In the fourth quarter total net inflow was $212bn across all client types, investment styles and regions – BlackRock’s seventh consecutive quarter of organic base growth above its 5% target.
Full-year revenue increased 20% to $19.4bn which included record organic growth, record performance fees and continued growth in technology services revenue.
Shedlin said: “We grew organically at our fastest rate ever even as our assets under management reached new highs. We’ve continually invested to develop industry leading franchises in ETFs, private markets, technology, our active investment platform and more recently in ESG and China.”

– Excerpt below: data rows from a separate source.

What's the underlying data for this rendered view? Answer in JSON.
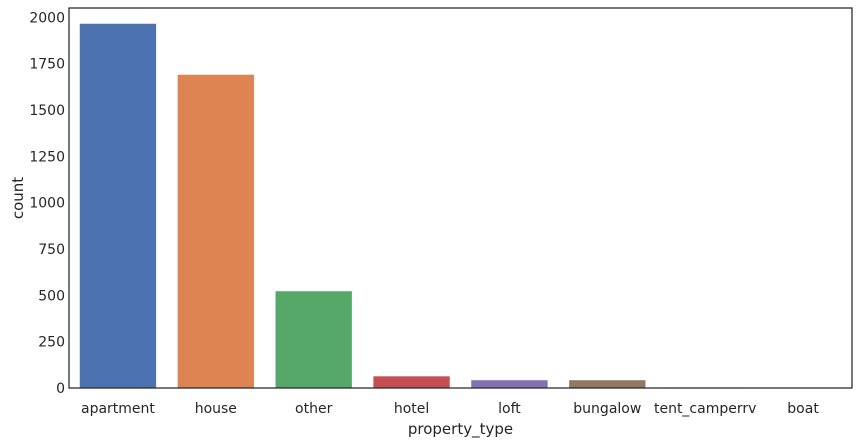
{
  "chart_data": {
    "type": "bar",
    "title": "",
    "xlabel": "property_type",
    "ylabel": "count",
    "ylim": [
      0,
      2050
    ],
    "yticks": [
      0,
      250,
      500,
      750,
      1000,
      1250,
      1500,
      1750,
      2000
    ],
    "grid": false,
    "categories": [
      "apartment",
      "house",
      "other",
      "hotel",
      "loft",
      "bungalow",
      "tent_camperrv",
      "boat"
    ],
    "values": [
      1965,
      1690,
      522,
      63,
      42,
      42,
      3,
      2
    ],
    "colors": [
      "#4c72b0",
      "#dd8452",
      "#55a868",
      "#c44e52",
      "#8172b3",
      "#937860",
      "#da8bc3",
      "#8c8c8c"
    ]
  }
}
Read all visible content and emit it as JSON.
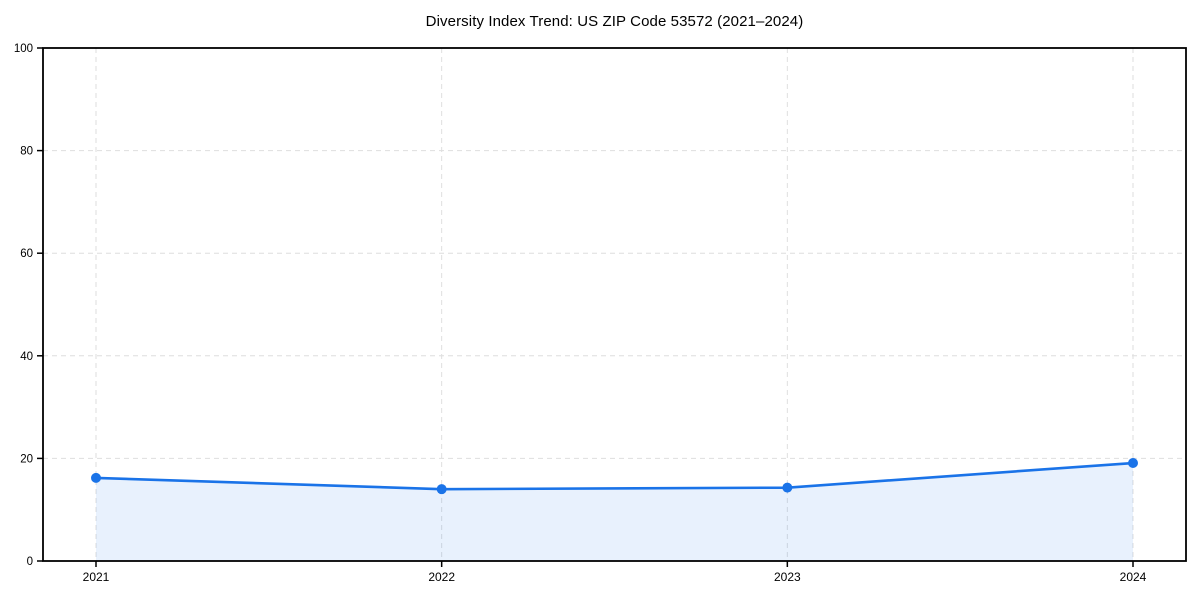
{
  "chart_data": {
    "type": "line",
    "title": "Diversity Index Trend: US ZIP Code 53572 (2021–2024)",
    "categories": [
      "2021",
      "2022",
      "2023",
      "2024"
    ],
    "series": [
      {
        "name": "Diversity Index",
        "values": [
          16.2,
          14.0,
          14.3,
          19.1
        ]
      }
    ],
    "xlabel": "",
    "ylabel": "",
    "ylim": [
      0,
      100
    ],
    "yticks": [
      0,
      20,
      40,
      60,
      80,
      100
    ],
    "grid": true,
    "grid_style": "dashed",
    "legend": "none",
    "area_fill": true,
    "marker": "circle",
    "colors": {
      "line": "#1a73e8",
      "marker": "#1a73e8",
      "area_rgba": "rgba(26,115,232,0.10)",
      "grid": "#dedede",
      "spine": "#000000",
      "tick_label": "#000000",
      "title": "#000000",
      "background": "#ffffff"
    }
  }
}
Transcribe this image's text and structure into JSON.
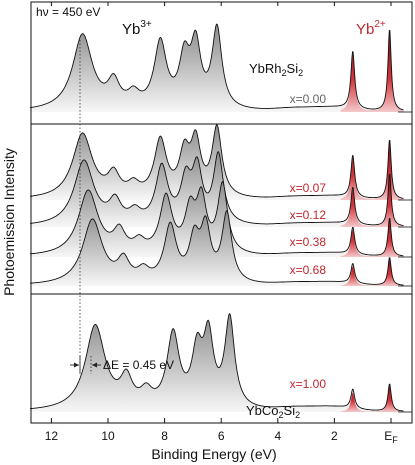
{
  "chart_data": {
    "type": "line",
    "photon_energy_label": "hν = 450 eV",
    "xlabel": "Binding Energy  (eV)",
    "ylabel": "Photoemission Intensity",
    "x_axis_reversed": true,
    "xlim": [
      13,
      -0.6
    ],
    "x_ticks": [
      {
        "value": 12,
        "label": "12"
      },
      {
        "value": 10,
        "label": "10"
      },
      {
        "value": 8,
        "label": "8"
      },
      {
        "value": 6,
        "label": "6"
      },
      {
        "value": 4,
        "label": "4"
      },
      {
        "value": 2,
        "label": "2"
      },
      {
        "value": 0,
        "label": "E"
      }
    ],
    "fermi_subscript": "F",
    "labels": {
      "yb3_base": "Yb",
      "yb3_sup": "3+",
      "yb2_base": "Yb",
      "yb2_sup": "2+",
      "top_compound": {
        "a": "YbRh",
        "sub1": "2",
        "b": "Si",
        "sub2": "2"
      },
      "bottom_compound": {
        "a": "YbCo",
        "sub1": "2",
        "b": "Si",
        "sub2": "2"
      },
      "delta_e": "ΔE = 0.45 eV"
    },
    "yb3_peaks": [
      10.9,
      9.8,
      9.1,
      8.15,
      7.3,
      6.9,
      6.15
    ],
    "yb2_peaks": [
      1.35,
      0.05
    ],
    "series": [
      {
        "x_label": "x=0.00",
        "x": 0.0,
        "panel": "top",
        "shift_ev": 0.0,
        "yb2_weight": 1.0
      },
      {
        "x_label": "x=0.07",
        "x": 0.07,
        "panel": "middle",
        "shift_ev": 0.0,
        "yb2_weight": 0.85
      },
      {
        "x_label": "x=0.12",
        "x": 0.12,
        "panel": "middle",
        "shift_ev": 0.05,
        "yb2_weight": 0.75
      },
      {
        "x_label": "x=0.38",
        "x": 0.38,
        "panel": "middle",
        "shift_ev": 0.2,
        "yb2_weight": 0.55
      },
      {
        "x_label": "x=0.68",
        "x": 0.68,
        "panel": "middle",
        "shift_ev": 0.35,
        "yb2_weight": 0.4
      },
      {
        "x_label": "x=1.00",
        "x": 1.0,
        "panel": "bottom",
        "shift_ev": 0.45,
        "yb2_weight": 0.3
      }
    ],
    "colors": {
      "yb2_accent": "#c0272d",
      "concentration_gray": "#666666",
      "concentration_red": "#c0272d",
      "curve": "#111111",
      "fill_light": "#f2f2f2",
      "fill_dark": "#a9a9a9"
    }
  }
}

He continued that BlackRock will continue to heavily invest to scale and extend capabilities in high-demand areas such as whole portfolio, private markets, wealth and sustainability.
“We are once again targeting record investment in our people, strategic priorities and platform infrastructure during 2022,” Shedlin added. “At present, we would expect headcount to increase by as much as 10% with a continued focus on optimizing our talent pyramid for more junior roles.”
The asset manager is also investing in migrating Aladdin to the cloud and expanding the technology platform’s ESG capabilities.
In June 2021 BlackRock announced a partnership with Rhodium Group to work with the independent research firm to define datasets for use in the asset manager’s physical risk models. In the same month BlackRock announced the acquisition of Baringa’s climate change scenario model for Aladdin Climate technology.
Fink said: “Our long-term strategy remains to accelerate growth in iShares, build out illiquid alternatives, continue to differentiate our technology to deliver a whole portfolio solution and become the global leader in sustainable investing.”